“When a white supremacist statue is protected by law, demanding dignity is illegal,” Little said. “When a University spends almost $400,000 to silence and conceal dissent, showing the truth is punished.”
Following Little’s statement, activists Myka Johnson and Glo Merriweather also spoke. Both Johnson and Merriweather are part of Charlotte Uprising, an activist organization known for its role in the 2016 protests following the shooting of Keith Lamont Scott in Charlotte, North Carolina.
The two discussed their experiences advocating for racial justice in Charlotte, in addition to addressing the multiple ways in which white supremacy has affected the lives of Black people today.
“When they try to take someone like Maya or myself out of our society, they remove those truths (of the effects of white supremacy),” Merriweather said. “They remove the bodily experience that we had."
UNC history professor Cemil Aydin came out to support Little, who he met through her role as a graduate student in the history department before she became a prominent figure in the Silent Sam controversy.
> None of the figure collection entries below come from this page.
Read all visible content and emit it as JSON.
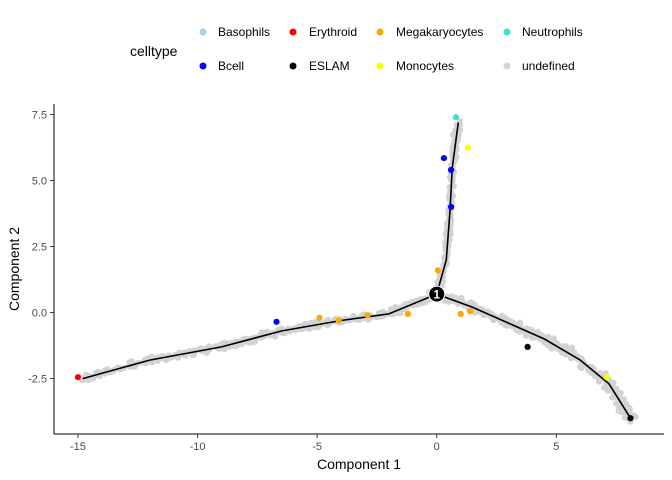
{
  "chart_data": {
    "type": "scatter",
    "title": "",
    "xlabel": "Component 1",
    "ylabel": "Component 2",
    "xlim": [
      -16,
      9.5
    ],
    "ylim": [
      -4.6,
      7.9
    ],
    "xticks": [
      -15,
      -10,
      -5,
      0,
      5
    ],
    "yticks": [
      -2.5,
      0.0,
      2.5,
      5.0,
      7.5
    ],
    "xtick_labels": [
      "-15",
      "-10",
      "-5",
      "0",
      "5"
    ],
    "ytick_labels": [
      "-2.5",
      "0.0",
      "2.5",
      "5.0",
      "7.5"
    ],
    "grid": false,
    "legend": {
      "title": "celltype",
      "position": "top",
      "entries": [
        {
          "name": "Basophils",
          "color": "#a6d2e8"
        },
        {
          "name": "Erythroid",
          "color": "#ff0000"
        },
        {
          "name": "Megakaryocytes",
          "color": "#ffa500"
        },
        {
          "name": "Neutrophils",
          "color": "#40e0d0"
        },
        {
          "name": "Bcell",
          "color": "#0000ff"
        },
        {
          "name": "ESLAM",
          "color": "#000000"
        },
        {
          "name": "Monocytes",
          "color": "#ffff00"
        },
        {
          "name": "undefined",
          "color": "#d3d3d3"
        }
      ]
    },
    "branch_point": {
      "label": "1",
      "x": 0,
      "y": 0.7
    },
    "trajectory": [
      [
        [
          -14.8,
          -2.5
        ],
        [
          -12,
          -1.8
        ],
        [
          -9,
          -1.3
        ],
        [
          -6.5,
          -0.7
        ],
        [
          -4,
          -0.3
        ],
        [
          -2,
          -0.05
        ],
        [
          0,
          0.7
        ]
      ],
      [
        [
          0,
          0.7
        ],
        [
          0.4,
          2.0
        ],
        [
          0.55,
          3.8
        ],
        [
          0.65,
          5.5
        ],
        [
          0.9,
          7.2
        ]
      ],
      [
        [
          0,
          0.7
        ],
        [
          1.5,
          0.2
        ],
        [
          3,
          -0.4
        ],
        [
          4.5,
          -1.0
        ],
        [
          6,
          -1.8
        ],
        [
          7.2,
          -2.7
        ],
        [
          8.1,
          -4.0
        ]
      ]
    ],
    "series": [
      {
        "name": "Bcell",
        "color": "#0000ff",
        "points": [
          [
            0.3,
            5.85
          ],
          [
            0.6,
            5.4
          ],
          [
            0.6,
            4.0
          ],
          [
            -6.7,
            -0.35
          ]
        ]
      },
      {
        "name": "Megakaryocytes",
        "color": "#ffa500",
        "points": [
          [
            0.05,
            1.6
          ],
          [
            -1.2,
            -0.05
          ],
          [
            -2.9,
            -0.1
          ],
          [
            -4.1,
            -0.3
          ],
          [
            -4.9,
            -0.2
          ],
          [
            1.4,
            0.05
          ],
          [
            1.0,
            -0.05
          ]
        ]
      },
      {
        "name": "Monocytes",
        "color": "#ffff00",
        "points": [
          [
            1.3,
            6.25
          ],
          [
            7.1,
            -2.45
          ]
        ]
      },
      {
        "name": "ESLAM",
        "color": "#000000",
        "points": [
          [
            3.8,
            -1.3
          ],
          [
            8.1,
            -4.0
          ]
        ]
      },
      {
        "name": "Erythroid",
        "color": "#ff0000",
        "points": [
          [
            -15.0,
            -2.45
          ]
        ]
      },
      {
        "name": "Neutrophils",
        "color": "#40e0d0",
        "points": [
          [
            0.8,
            7.4
          ]
        ]
      }
    ]
  }
}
“She’s very smart, and she cares about justice and historical memory,” Aydin said. “(Her outrage) is very justified.”
The event had a relaxed feel, with several demonstrators sitting on the pavement as Johnson and Merriweather spoke. Attendee Emily Keel said she thinks the session helped restore perspective without the intensity or arrests of previous rallies, and that she blames University police for such violence.
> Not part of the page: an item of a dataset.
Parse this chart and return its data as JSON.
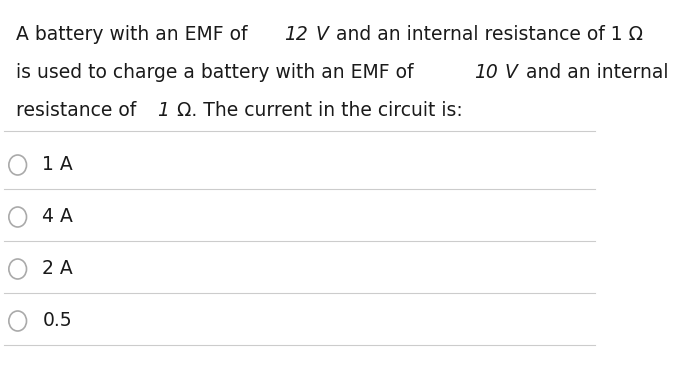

"(Little) has been an advocate for making the community a safer place,” said Keel. “It’s an honor to be with her, and to hear these young people speaking such truth.”
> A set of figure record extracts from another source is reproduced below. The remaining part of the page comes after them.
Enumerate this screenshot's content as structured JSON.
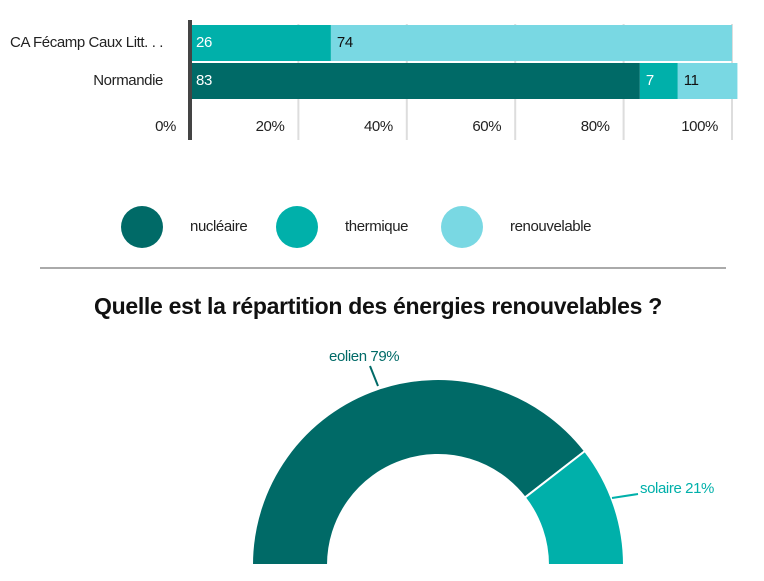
{
  "chart_data": [
    {
      "type": "stacked-bar-horizontal",
      "categories": [
        "CA Fécamp Caux Litt. . .",
        "Normandie"
      ],
      "series": [
        {
          "name": "nucléaire",
          "color": "#006a67",
          "values": [
            0,
            83
          ]
        },
        {
          "name": "thermique",
          "color": "#00b0aa",
          "values": [
            26,
            7
          ]
        },
        {
          "name": "renouvelable",
          "color": "#79d8e3",
          "values": [
            74,
            11
          ]
        }
      ],
      "xlim": [
        0,
        100
      ],
      "xticks": [
        {
          "value": 0,
          "label": "0%"
        },
        {
          "value": 20,
          "label": "20%"
        },
        {
          "value": 40,
          "label": "40%"
        },
        {
          "value": 60,
          "label": "60%"
        },
        {
          "value": 80,
          "label": "80%"
        },
        {
          "value": 100,
          "label": "100%"
        }
      ],
      "grid": true,
      "legend": "bottom"
    },
    {
      "type": "semi-donut",
      "title": "Quelle est la répartition des énergies renouvelables ?",
      "categories": [
        "eolien",
        "solaire"
      ],
      "values": [
        79,
        21
      ],
      "value_labels": [
        "79%",
        "21%"
      ],
      "colors": [
        "#006a67",
        "#00b0aa"
      ]
    }
  ]
}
Senior linguistics major Kristen Lavery, who also attended the event, said she has been attending Silent Sam protests since 2017.
“Seeing how angry people were– I think that’s completely justified,” Lavery said. “I just couldn’t not do something about it.”
Little, who still faces charges from the UNC Honor Court, continued to emphasize throughout the event why she has chosen to speak out against the monument.
“Silent Sam is more valuable than every Black student at UNC – that was the legal argument made today,” Little said.